Was kostet die Premium-Version? Je nach Laufzeit und Rabattangebot zwischen 6,35 und 9,95 Euro monatlich. Neben der Premium-Version bietet XING „ProJobs“ und „ProBusiness“-Pakete für bis 69,95 Euro pro Monat an – Mindestlaufzeit ein Jahr.

Ich wollte euch gerne ein paar Screenshots zeigen, aber bei aller Fülle an Content, weiß ich gar nicht, wo ich anfangen soll. Aber es spiegelt eben nicht das wieder, was ich von so einer App erwarte, zumal sie ja aufs Jahr gerechnet ca. 80 Euro gekostet hat – und das ist noch die vergünstigte Version.

Lohnt sich das bezahlte Upgrade? Für mich als Privatperson nicht. Es ist wie ein fetter Tante-Emma-Laden, wo einem alles angeboten wird, weswegen die Kernkompetenz teilweise auf der Strecke bleibt. Ich dachte das liegt vielleicht an meinem Berufszweig (Medienmacher), aber auch Freunde von mir haben ähnliche Erfahrungen gemacht. Viele Leute schauen dein Profil zwar an, aber im Endeffekt passiert nichts.

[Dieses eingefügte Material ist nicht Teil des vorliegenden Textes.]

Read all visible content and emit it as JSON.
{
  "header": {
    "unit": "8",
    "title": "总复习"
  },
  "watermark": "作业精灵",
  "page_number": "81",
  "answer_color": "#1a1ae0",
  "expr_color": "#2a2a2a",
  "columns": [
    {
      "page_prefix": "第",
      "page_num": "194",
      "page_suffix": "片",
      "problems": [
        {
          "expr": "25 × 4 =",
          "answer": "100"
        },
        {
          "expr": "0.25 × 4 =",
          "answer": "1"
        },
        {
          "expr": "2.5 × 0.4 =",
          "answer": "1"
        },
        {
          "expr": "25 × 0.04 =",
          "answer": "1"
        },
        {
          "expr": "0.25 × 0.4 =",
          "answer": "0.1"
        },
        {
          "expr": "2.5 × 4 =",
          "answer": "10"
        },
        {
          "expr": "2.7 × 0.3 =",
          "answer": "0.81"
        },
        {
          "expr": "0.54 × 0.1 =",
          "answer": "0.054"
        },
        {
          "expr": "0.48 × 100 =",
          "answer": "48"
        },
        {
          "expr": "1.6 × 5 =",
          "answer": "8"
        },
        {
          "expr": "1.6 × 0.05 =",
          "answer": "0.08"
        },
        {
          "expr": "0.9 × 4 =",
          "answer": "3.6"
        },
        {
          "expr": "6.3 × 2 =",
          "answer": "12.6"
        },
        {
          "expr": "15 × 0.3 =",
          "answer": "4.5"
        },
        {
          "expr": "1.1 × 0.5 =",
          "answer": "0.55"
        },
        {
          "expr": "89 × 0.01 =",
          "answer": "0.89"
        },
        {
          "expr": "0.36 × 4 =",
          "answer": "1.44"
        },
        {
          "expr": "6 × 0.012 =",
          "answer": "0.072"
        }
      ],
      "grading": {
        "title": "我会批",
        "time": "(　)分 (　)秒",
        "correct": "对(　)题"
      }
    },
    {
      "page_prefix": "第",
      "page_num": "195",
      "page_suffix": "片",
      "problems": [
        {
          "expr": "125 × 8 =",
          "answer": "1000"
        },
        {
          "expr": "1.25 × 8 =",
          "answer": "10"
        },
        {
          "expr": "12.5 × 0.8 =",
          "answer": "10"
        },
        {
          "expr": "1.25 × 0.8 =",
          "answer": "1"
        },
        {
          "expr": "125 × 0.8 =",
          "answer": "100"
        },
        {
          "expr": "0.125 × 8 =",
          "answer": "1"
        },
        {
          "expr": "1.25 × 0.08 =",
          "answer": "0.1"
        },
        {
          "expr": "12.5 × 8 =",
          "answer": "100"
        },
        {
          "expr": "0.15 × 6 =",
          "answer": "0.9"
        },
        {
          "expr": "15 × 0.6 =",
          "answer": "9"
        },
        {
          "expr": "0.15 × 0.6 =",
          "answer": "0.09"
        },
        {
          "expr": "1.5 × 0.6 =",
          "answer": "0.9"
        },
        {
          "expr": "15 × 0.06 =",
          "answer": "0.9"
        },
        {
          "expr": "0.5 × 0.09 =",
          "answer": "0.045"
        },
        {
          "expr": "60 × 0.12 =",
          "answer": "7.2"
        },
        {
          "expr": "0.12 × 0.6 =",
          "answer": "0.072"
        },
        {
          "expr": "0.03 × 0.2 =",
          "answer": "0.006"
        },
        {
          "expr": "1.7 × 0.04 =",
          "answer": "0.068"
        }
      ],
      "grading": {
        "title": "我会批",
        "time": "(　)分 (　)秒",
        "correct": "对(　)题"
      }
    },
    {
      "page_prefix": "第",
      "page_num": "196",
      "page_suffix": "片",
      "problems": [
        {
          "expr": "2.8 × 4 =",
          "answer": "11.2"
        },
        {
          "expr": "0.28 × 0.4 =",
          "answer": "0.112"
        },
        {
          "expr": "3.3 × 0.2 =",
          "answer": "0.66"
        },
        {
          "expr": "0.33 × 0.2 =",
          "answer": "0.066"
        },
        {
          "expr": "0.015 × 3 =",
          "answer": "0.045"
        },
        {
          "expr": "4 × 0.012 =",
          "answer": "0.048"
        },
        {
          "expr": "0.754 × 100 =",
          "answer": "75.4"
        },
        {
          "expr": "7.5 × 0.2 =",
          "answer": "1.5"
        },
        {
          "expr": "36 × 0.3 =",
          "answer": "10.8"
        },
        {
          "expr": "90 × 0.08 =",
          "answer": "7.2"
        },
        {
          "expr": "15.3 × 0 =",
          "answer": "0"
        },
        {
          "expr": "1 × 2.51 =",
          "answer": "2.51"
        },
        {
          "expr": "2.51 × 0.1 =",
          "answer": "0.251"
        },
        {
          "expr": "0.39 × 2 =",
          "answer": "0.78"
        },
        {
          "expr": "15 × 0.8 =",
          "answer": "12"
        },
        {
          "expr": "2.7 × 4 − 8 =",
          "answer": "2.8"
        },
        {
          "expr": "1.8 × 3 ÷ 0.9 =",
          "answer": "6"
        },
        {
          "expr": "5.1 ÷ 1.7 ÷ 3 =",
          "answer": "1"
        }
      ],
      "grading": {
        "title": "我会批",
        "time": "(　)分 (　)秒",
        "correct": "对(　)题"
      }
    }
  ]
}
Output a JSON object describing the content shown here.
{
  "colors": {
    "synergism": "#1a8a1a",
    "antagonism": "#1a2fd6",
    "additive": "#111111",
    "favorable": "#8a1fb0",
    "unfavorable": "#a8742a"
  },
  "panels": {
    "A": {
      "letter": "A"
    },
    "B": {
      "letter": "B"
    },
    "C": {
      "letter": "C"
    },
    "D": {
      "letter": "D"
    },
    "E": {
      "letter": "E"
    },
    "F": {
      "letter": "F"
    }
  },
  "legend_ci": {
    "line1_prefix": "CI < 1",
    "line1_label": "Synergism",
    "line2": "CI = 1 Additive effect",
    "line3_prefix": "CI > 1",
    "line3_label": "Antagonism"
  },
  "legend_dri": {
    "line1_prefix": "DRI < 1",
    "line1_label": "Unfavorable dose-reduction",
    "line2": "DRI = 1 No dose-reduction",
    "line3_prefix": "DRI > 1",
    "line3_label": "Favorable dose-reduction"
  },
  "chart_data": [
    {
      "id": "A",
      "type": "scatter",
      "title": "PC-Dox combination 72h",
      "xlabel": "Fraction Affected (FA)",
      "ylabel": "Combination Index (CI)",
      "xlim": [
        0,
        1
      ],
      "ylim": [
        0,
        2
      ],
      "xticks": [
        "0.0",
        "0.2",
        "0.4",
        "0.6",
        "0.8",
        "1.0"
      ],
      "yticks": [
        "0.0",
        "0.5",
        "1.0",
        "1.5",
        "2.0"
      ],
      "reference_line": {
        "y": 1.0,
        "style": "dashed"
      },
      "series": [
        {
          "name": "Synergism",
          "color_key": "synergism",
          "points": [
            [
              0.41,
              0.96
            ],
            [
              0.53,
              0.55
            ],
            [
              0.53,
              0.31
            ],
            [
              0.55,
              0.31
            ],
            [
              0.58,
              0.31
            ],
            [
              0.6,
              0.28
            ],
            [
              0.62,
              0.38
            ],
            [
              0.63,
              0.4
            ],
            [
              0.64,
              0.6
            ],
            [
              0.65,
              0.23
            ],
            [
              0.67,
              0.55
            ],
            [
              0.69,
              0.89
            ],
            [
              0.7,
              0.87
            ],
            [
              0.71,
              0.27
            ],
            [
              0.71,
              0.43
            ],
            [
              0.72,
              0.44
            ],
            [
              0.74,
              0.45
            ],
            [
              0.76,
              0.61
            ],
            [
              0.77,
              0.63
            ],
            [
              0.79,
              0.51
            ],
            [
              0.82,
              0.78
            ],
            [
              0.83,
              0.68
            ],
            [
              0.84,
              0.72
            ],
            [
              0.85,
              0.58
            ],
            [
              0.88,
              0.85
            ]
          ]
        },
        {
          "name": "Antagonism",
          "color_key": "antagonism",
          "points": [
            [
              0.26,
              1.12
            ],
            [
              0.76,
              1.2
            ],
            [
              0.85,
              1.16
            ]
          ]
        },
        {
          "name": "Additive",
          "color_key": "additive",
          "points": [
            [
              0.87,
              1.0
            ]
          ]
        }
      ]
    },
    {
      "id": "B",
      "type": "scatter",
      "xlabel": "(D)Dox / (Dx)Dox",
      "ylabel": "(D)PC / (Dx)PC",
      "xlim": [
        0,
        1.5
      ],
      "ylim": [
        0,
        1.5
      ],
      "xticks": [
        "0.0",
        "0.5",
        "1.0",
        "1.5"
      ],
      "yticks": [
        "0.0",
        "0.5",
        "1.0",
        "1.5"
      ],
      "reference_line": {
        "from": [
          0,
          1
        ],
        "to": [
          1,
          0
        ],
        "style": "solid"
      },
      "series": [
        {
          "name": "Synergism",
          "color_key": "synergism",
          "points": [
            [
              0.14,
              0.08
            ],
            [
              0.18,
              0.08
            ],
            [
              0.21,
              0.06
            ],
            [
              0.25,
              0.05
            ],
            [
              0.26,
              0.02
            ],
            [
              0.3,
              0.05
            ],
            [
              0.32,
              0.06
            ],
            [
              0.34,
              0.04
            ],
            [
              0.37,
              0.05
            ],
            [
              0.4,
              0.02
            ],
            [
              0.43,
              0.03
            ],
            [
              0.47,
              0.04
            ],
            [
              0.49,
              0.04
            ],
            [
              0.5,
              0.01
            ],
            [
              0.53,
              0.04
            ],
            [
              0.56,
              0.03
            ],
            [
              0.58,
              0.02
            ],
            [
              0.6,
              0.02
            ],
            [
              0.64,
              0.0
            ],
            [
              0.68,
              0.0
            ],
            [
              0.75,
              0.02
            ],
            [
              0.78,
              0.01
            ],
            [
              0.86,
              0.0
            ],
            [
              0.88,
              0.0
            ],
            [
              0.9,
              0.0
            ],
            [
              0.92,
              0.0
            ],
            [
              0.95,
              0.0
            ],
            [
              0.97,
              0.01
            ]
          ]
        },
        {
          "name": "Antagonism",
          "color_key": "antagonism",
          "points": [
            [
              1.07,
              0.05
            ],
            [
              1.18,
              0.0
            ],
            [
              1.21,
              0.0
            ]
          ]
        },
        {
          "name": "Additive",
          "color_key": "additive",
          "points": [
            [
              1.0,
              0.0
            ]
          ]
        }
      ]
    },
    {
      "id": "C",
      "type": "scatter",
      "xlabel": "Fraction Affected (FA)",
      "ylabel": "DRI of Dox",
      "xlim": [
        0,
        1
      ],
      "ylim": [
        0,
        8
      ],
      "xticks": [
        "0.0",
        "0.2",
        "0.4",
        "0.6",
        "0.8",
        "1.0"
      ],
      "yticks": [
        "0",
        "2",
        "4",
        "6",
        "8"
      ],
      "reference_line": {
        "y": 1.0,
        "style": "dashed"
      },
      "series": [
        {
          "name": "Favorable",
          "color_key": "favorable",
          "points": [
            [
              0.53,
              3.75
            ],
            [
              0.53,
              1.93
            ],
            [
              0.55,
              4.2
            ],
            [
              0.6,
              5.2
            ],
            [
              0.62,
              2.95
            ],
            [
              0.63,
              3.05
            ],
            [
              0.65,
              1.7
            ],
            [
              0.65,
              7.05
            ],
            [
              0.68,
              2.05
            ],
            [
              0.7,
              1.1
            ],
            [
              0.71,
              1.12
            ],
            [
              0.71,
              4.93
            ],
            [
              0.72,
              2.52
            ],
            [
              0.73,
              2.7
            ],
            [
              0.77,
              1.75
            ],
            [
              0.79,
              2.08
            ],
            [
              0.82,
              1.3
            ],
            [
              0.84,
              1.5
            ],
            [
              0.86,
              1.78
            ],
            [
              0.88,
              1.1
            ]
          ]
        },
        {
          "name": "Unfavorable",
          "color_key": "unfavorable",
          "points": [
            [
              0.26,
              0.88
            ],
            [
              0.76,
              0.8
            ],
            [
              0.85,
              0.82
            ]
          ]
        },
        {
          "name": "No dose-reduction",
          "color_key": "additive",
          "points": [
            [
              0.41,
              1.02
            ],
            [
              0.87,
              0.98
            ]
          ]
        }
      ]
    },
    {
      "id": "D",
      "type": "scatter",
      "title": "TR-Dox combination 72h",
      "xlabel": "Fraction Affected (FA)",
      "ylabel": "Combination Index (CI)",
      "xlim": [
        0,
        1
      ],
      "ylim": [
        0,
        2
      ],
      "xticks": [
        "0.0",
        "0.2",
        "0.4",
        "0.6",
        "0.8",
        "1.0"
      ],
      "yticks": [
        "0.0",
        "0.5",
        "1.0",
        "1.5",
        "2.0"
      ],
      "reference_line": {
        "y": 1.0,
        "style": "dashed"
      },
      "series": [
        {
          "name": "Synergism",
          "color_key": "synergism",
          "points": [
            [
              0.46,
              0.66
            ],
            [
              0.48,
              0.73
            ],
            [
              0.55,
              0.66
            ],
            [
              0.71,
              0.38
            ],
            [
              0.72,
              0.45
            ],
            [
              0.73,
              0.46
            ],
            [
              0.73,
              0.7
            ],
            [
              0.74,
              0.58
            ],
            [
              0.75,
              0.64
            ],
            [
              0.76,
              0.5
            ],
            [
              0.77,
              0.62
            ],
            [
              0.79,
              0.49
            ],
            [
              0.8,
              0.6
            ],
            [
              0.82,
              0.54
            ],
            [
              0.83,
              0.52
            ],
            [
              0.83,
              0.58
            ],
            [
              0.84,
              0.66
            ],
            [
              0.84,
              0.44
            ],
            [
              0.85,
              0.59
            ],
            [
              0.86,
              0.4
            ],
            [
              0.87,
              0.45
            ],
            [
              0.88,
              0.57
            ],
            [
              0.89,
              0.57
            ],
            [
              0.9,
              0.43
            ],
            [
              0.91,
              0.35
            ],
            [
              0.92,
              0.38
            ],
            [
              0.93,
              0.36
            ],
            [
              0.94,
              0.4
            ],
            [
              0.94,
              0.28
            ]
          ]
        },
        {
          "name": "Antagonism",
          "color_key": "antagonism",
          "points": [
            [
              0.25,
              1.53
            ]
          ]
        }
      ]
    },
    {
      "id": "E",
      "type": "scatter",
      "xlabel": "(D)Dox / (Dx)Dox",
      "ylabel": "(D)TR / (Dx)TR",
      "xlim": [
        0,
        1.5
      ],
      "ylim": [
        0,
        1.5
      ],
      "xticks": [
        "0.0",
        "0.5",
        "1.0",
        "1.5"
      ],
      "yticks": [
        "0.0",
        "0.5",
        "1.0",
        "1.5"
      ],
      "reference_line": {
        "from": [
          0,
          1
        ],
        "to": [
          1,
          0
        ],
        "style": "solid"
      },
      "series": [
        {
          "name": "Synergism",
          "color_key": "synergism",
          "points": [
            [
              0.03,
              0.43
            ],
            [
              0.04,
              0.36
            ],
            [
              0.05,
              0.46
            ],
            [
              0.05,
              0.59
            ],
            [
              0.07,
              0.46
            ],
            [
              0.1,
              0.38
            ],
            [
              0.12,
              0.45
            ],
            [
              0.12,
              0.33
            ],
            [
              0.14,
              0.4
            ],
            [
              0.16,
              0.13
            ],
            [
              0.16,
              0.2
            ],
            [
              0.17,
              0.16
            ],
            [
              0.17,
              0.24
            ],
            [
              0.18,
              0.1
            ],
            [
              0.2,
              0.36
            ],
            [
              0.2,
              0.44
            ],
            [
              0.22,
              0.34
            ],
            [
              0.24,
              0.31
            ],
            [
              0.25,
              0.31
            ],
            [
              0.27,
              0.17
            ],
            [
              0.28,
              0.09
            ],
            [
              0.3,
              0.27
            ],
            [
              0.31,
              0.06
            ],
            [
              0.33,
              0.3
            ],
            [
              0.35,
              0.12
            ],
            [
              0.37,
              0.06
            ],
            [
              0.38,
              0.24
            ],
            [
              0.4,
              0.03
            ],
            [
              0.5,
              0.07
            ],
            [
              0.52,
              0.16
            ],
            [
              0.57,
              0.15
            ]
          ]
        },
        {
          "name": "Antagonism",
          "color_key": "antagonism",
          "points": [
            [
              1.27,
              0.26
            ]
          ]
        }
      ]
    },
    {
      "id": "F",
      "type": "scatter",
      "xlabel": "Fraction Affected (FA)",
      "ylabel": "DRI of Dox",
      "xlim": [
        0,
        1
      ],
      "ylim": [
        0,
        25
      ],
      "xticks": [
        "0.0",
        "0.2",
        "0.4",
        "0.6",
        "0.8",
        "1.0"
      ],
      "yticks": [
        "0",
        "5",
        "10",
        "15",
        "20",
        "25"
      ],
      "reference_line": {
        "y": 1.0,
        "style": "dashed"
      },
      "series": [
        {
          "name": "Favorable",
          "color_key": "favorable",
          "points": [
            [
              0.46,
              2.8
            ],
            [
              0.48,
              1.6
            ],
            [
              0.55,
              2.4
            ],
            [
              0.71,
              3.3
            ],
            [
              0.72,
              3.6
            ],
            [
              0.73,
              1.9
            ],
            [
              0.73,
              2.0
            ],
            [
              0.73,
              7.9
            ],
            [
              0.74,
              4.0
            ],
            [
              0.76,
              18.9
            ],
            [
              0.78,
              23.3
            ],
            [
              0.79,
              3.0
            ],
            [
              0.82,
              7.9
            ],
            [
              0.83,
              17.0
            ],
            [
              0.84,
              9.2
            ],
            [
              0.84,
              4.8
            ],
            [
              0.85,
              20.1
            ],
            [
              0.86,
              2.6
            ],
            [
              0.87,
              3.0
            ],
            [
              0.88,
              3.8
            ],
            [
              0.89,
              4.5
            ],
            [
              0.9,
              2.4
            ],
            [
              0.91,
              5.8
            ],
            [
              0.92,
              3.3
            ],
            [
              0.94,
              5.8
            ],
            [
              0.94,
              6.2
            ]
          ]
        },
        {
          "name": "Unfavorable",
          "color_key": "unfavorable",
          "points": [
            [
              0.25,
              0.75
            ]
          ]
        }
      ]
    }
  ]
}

Auf der Mobile App taugt die Premiumversion von XING besonders wenig, das fühlt sich fast an wie eine Mogelpackung. Auf dem Desktop ist es noch halbwegs übersichtlich und es gibt die vorhin aufgeführten Funktionen. Mobil sehe ich stattdessen das hier:

Das bekomme ich zu sehen, wenn ich via Smartphone App den Premium-Bereich aufrufe. Das war es dann auch schon.
Das bekomme ich zu sehen, wenn ich via Smartphone App den Premium-Bereich aufrufe. Das war es dann auch schon. © Rob Szymoniak

Stattdessen wünsche ich mir ein deutlich weniger kompliziertes Handling, eine bessere Anordnung, sowie besseres „Look&Feel“ als nach dem Relaunch der App. Mag sein, dass Unternehmen in Sachen Personalsuche oder Selbständige mit einzelnen Aufträgen davon profitieren. Meine Traumjobs habe ich aber immer auf Eigeninitiative bekommen.

Welche Alternativen gibt es? Der große Konkurrent von XING ist LinkedIn. Der ist zwar deutlich teurer, dafür ist die angebotene Mobile App klar strukturiert und kommt deutlich übersichtlicher daher.